SUMEDANG – Pemerintah Kabupaten Sumedang terus mempersiapkan gelaran akbar Festival Pesona Jatigede 2025 yang dijadwalkan berlangsung pada September mendatang. Melalui rapat koordinasi yang digelar di Ruang Sekretaris Daerah, Selasa (15/7/2025), Pemkab bersama perangkat daerah dan pemangku kepentingan berkomitmen menyukseskan festival bertaraf internasional tersebut.
Festival tahun ini mengangkat tema “From Land to Culture: Jatigede for The World”, sebagai bentuk gerakan kolektif untuk memperkuat identitas budaya Sunda, mempromosikan ekonomi kreatif, dan menjadikan Jatigede sebagai destinasi wisata unggulan dunia.
Wakil Bupati Sumedang, M. Fajar Aldila, menekankan pentingnya strategi promosi yang modern dan global, termasuk penguatan branding serta digitalisasi.

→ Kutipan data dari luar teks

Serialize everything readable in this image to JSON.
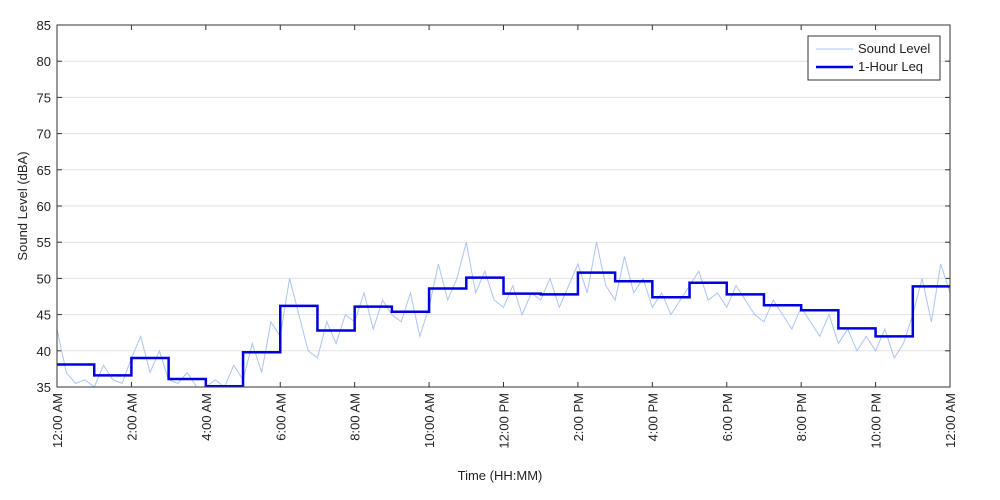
{
  "chart_data": {
    "type": "line",
    "xlabel": "Time (HH:MM)",
    "ylabel": "Sound Level (dBA)",
    "xlim": [
      0,
      24
    ],
    "ylim": [
      35,
      85
    ],
    "xticks": [
      {
        "value": 0,
        "label": "12:00 AM"
      },
      {
        "value": 2,
        "label": "2:00 AM"
      },
      {
        "value": 4,
        "label": "4:00 AM"
      },
      {
        "value": 6,
        "label": "6:00 AM"
      },
      {
        "value": 8,
        "label": "8:00 AM"
      },
      {
        "value": 10,
        "label": "10:00 AM"
      },
      {
        "value": 12,
        "label": "12:00 PM"
      },
      {
        "value": 14,
        "label": "2:00 PM"
      },
      {
        "value": 16,
        "label": "4:00 PM"
      },
      {
        "value": 18,
        "label": "6:00 PM"
      },
      {
        "value": 20,
        "label": "8:00 PM"
      },
      {
        "value": 22,
        "label": "10:00 PM"
      },
      {
        "value": 24,
        "label": "12:00 AM"
      }
    ],
    "yticks": [
      35,
      40,
      45,
      50,
      55,
      60,
      65,
      70,
      75,
      80,
      85
    ],
    "grid": true,
    "legend": "upper right",
    "series": [
      {
        "name": "Sound Level",
        "color": "#a9c4f5",
        "step": false,
        "x": [
          0,
          0.25,
          0.5,
          0.75,
          1,
          1.25,
          1.5,
          1.75,
          2,
          2.25,
          2.5,
          2.75,
          3,
          3.25,
          3.5,
          3.75,
          4,
          4.25,
          4.5,
          4.75,
          5,
          5.25,
          5.5,
          5.75,
          6,
          6.25,
          6.5,
          6.75,
          7,
          7.25,
          7.5,
          7.75,
          8,
          8.25,
          8.5,
          8.75,
          9,
          9.25,
          9.5,
          9.75,
          10,
          10.25,
          10.5,
          10.75,
          11,
          11.25,
          11.5,
          11.75,
          12,
          12.25,
          12.5,
          12.75,
          13,
          13.25,
          13.5,
          13.75,
          14,
          14.25,
          14.5,
          14.75,
          15,
          15.25,
          15.5,
          15.75,
          16,
          16.25,
          16.5,
          16.75,
          17,
          17.25,
          17.5,
          17.75,
          18,
          18.25,
          18.5,
          18.75,
          19,
          19.25,
          19.5,
          19.75,
          20,
          20.25,
          20.5,
          20.75,
          21,
          21.25,
          21.5,
          21.75,
          22,
          22.25,
          22.5,
          22.75,
          23,
          23.25,
          23.5,
          23.75,
          24
        ],
        "values": [
          43,
          37,
          35.5,
          36,
          35,
          38,
          36,
          35.5,
          39,
          42,
          37,
          40,
          36,
          35.5,
          37,
          35,
          35,
          36,
          35,
          38,
          36,
          41,
          37,
          44,
          42,
          50,
          45,
          40,
          39,
          44,
          41,
          45,
          44,
          48,
          43,
          47,
          45,
          44,
          48,
          42,
          46,
          52,
          47,
          50,
          55,
          48,
          51,
          47,
          46,
          49,
          45,
          48,
          47,
          50,
          46,
          49,
          52,
          48,
          55,
          49,
          47,
          53,
          48,
          50,
          46,
          48,
          45,
          47,
          49,
          51,
          47,
          48,
          46,
          49,
          47,
          45,
          44,
          47,
          45,
          43,
          46,
          44,
          42,
          45,
          41,
          43,
          40,
          42,
          40,
          43,
          39,
          41,
          45,
          50,
          44,
          52,
          48
        ]
      },
      {
        "name": "1-Hour Leq",
        "color": "#0000e0",
        "step": true,
        "x": [
          0,
          1,
          2,
          3,
          4,
          5,
          6,
          7,
          8,
          9,
          10,
          11,
          12,
          13,
          14,
          15,
          16,
          17,
          18,
          19,
          20,
          21,
          22,
          23
        ],
        "values": [
          38.1,
          36.6,
          39.0,
          36.1,
          35.1,
          39.8,
          46.2,
          42.8,
          46.1,
          45.4,
          48.6,
          50.1,
          47.9,
          47.8,
          50.8,
          49.6,
          47.4,
          49.4,
          47.8,
          46.3,
          45.6,
          43.1,
          42.0,
          48.9
        ]
      }
    ]
  }
}
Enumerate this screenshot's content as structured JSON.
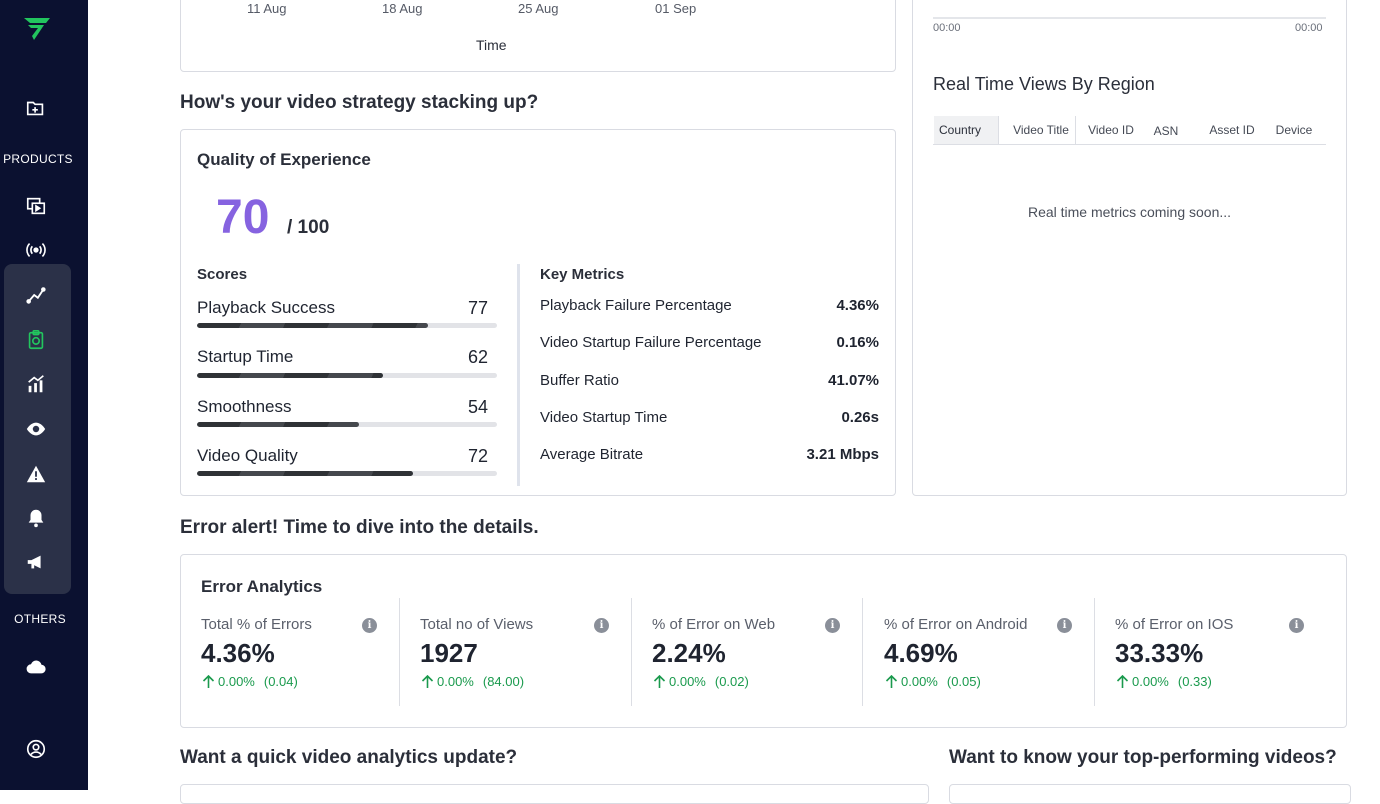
{
  "sidebar": {
    "products_label": "PRODUCTS",
    "others_label": "OTHERS",
    "icons": [
      "logo-icon",
      "folder-plus-icon",
      "media-library-icon",
      "live-stream-icon",
      "analytics-line-icon",
      "clipboard-report-icon",
      "bar-growth-icon",
      "eye-icon",
      "warning-icon",
      "bell-icon",
      "megaphone-icon",
      "cloud-icon",
      "user-circle-icon"
    ],
    "accent_color": "#22c55e"
  },
  "top_chart": {
    "x_ticks": [
      "11 Aug",
      "18 Aug",
      "25 Aug",
      "01 Sep"
    ],
    "xlabel": "Time"
  },
  "strategy": {
    "heading": "How's your video strategy stacking up?",
    "qoe": {
      "title": "Quality of Experience",
      "score": "70",
      "score_max": "/ 100",
      "score_color": "#8663e0",
      "scores_heading": "Scores",
      "scores": [
        {
          "label": "Playback Success",
          "value": "77",
          "fraction": 0.77
        },
        {
          "label": "Startup Time",
          "value": "62",
          "fraction": 0.62
        },
        {
          "label": "Smoothness",
          "value": "54",
          "fraction": 0.54
        },
        {
          "label": "Video Quality",
          "value": "72",
          "fraction": 0.72
        }
      ],
      "metrics_heading": "Key Metrics",
      "metrics": [
        {
          "label": "Playback Failure Percentage",
          "value": "4.36%"
        },
        {
          "label": "Video Startup Failure Percentage",
          "value": "0.16%"
        },
        {
          "label": "Buffer Ratio",
          "value": "41.07%"
        },
        {
          "label": "Video Startup Time",
          "value": "0.26s"
        },
        {
          "label": "Average Bitrate",
          "value": "3.21 Mbps"
        }
      ]
    }
  },
  "realtime": {
    "time_start": "00:00",
    "time_end": "00:00",
    "title": "Real Time Views By Region",
    "tabs": [
      "Country",
      "Video Title",
      "Video ID",
      "ASN",
      "Asset ID",
      "Device"
    ],
    "active_tab": "Country",
    "empty_message": "Real time metrics coming soon..."
  },
  "errors": {
    "heading": "Error alert! Time to dive into the details.",
    "card_title": "Error Analytics",
    "info_glyph": "i",
    "items": [
      {
        "label": "Total % of Errors",
        "value": "4.36%",
        "change": "0.00%",
        "prev": "(0.04)"
      },
      {
        "label": "Total no of Views",
        "value": "1927",
        "change": "0.00%",
        "prev": "(84.00)"
      },
      {
        "label": "% of Error on Web",
        "value": "2.24%",
        "change": "0.00%",
        "prev": "(0.02)"
      },
      {
        "label": "% of Error on Android",
        "value": "4.69%",
        "change": "0.00%",
        "prev": "(0.05)"
      },
      {
        "label": "% of Error on IOS",
        "value": "33.33%",
        "change": "0.00%",
        "prev": "(0.33)"
      }
    ]
  },
  "bottom": {
    "left_heading": "Want a quick video analytics update?",
    "right_heading": "Want to know your top-performing videos?"
  }
}
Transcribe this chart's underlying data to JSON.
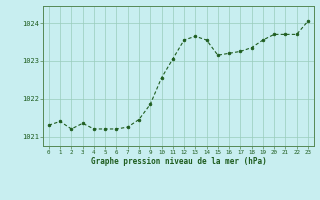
{
  "x": [
    0,
    1,
    2,
    3,
    4,
    5,
    6,
    7,
    8,
    9,
    10,
    11,
    12,
    13,
    14,
    15,
    16,
    17,
    18,
    19,
    20,
    21,
    22,
    23
  ],
  "y": [
    1021.3,
    1021.4,
    1021.2,
    1021.35,
    1021.2,
    1021.2,
    1021.2,
    1021.25,
    1021.45,
    1021.85,
    1022.55,
    1023.05,
    1023.55,
    1023.65,
    1023.55,
    1023.15,
    1023.2,
    1023.25,
    1023.35,
    1023.55,
    1023.7,
    1023.7,
    1023.7,
    1024.05
  ],
  "ylim": [
    1020.75,
    1024.45
  ],
  "yticks": [
    1021,
    1022,
    1023,
    1024
  ],
  "xticks": [
    0,
    1,
    2,
    3,
    4,
    5,
    6,
    7,
    8,
    9,
    10,
    11,
    12,
    13,
    14,
    15,
    16,
    17,
    18,
    19,
    20,
    21,
    22,
    23
  ],
  "line_color": "#1e5c1e",
  "marker_color": "#1e5c1e",
  "bg_color": "#c8eef0",
  "grid_color": "#99ccbb",
  "border_color": "#558855",
  "xlabel": "Graphe pression niveau de la mer (hPa)",
  "xlabel_color": "#1e5c1e",
  "tick_color": "#1e5c1e"
}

Ia mendorong pengelolaan konten visual secara profesional dengan menggandeng media sosial, influencer, serta pelaku UMKM dari desa-desa sekitar.
“Kalau ingin mendunia, maka strategi promosinya pun harus global. Branding bukan sekadar logo atau tema, tapi tentang bagaimana Sumedang bisa terus dikenang lewat visual, musik, dan pengalaman yang berkesan,” ujar Fajar.
Sementara itu, Sekretaris Daerah Sumedang, Hj. Tuti Ruswati, menyampaikan bahwa Festival Jatigede memiliki nilai historis dan strategis. Sejak diresmikannya Bendungan Jatigede pada 2015, festival ini rutin digelar dan kini ditargetkan naik kelas dengan dukungan berbagai kementerian.
“Dengan momentum peresmian Jalan Lingkar Utara dan rencana kehadiran empat menteri, kita ingin menunjukkan Sumedang siap menjadi tuan rumah even internasional,” kata Tuti.
Empat menteri yang dijadwalkan hadir antara lain Menko PMK Agus Harimurti Yudhoyono, Menparekraf, Menpora, dan Menteri PUPR.
Kepala Dinas Pariwisata, Budaya, Pemuda dan Olahraga, Nandang Suparman, mengungkapkan bahwa festival ini juga menjadi bagian dari rangkaian West Java Paragliding World Championship 2025 yang akan diikuti lebih dari 130 pilot dari 17 negara.
“Festival akan dibuka pada 21 September 2025 di PPS dan dilanjutkan di kawasan Lingkar Utara Jatigede, lengkap dengan atraksi udara dari Lanud Subang,” jelas Nandang.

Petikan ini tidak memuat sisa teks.